Pa doesn't know that I understand how much too large this place is.
Marie and I were alike in that we were dreamers, always looking ahead to the future to see what possibilities awaited us there. And so sometimes on those dismal nights after a herd had stampeded and run us nearly into the ground or we'd had to run off squatters for the hundredth time, she and I would stay up far too late talking of plans for the wonderful home we'd all build some day, when Hoss and Joe were strong enough to help us and Pa I weren't so busy trying to build a ranch.
We even started to sketch out an outline of the home shortly before she died.
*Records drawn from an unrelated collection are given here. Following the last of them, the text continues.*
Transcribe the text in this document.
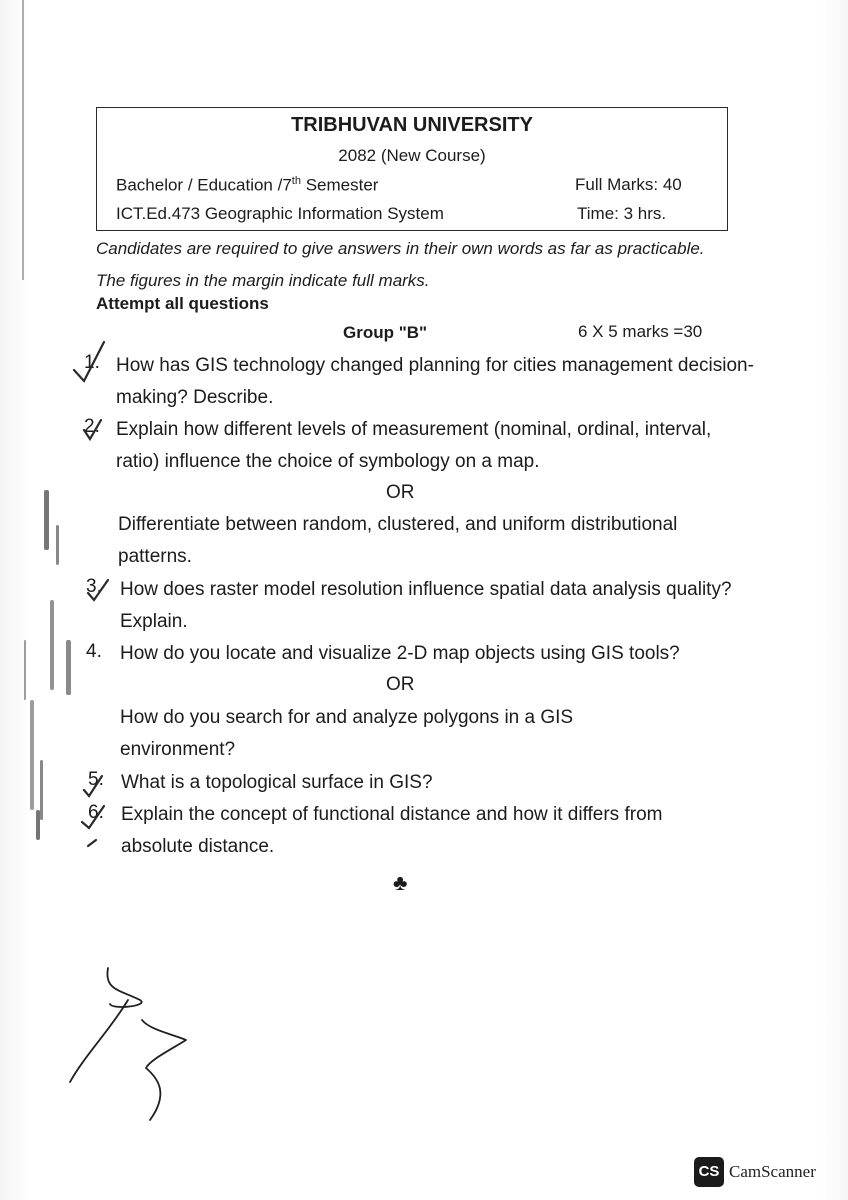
TRIBHUVAN UNIVERSITY
2082 (New Course)
Bachelor / Education /7th Semester	Full Marks: 40
ICT.Ed.473 Geographic Information System	Time: 3 hrs.
Candidates are required to give answers in their own words as far as practicable. The figures in the margin indicate full marks.
Attempt all questions
Group "B"	6 X 5 marks =30
1. How has GIS technology changed planning for cities management decision-making? Describe.
2. Explain how different levels of measurement (nominal, ordinal, interval, ratio) influence the choice of symbology on a map.
OR
Differentiate between random, clustered, and uniform distributional patterns.
3. How does raster model resolution influence spatial data analysis quality? Explain.
4. How do you locate and visualize 2-D map objects using GIS tools?
OR
How do you search for and analyze polygons in a GIS environment?
5. What is a topological surface in GIS?
6. Explain the concept of functional distance and how it differs from absolute distance.
♣
CS CamScanner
Pa was there that first night of drafting, and he and Marie got so carried away in excited arguing that I just sat back and watched them and smiled at their love and at their shared secret that I'd observed enough to guess.
When I returned from college back east, and it was actually time to finally build that home we talked about all those years ago, Pa was surprised to see me pull out those sketches I'd holed away while he was buried deep in grief.
We didn't change much, not even erasing the extra bedroom that was meant to house the secret I wasn't meant to know. Joe and Hoss never quite understood why there was a guest room upstairs.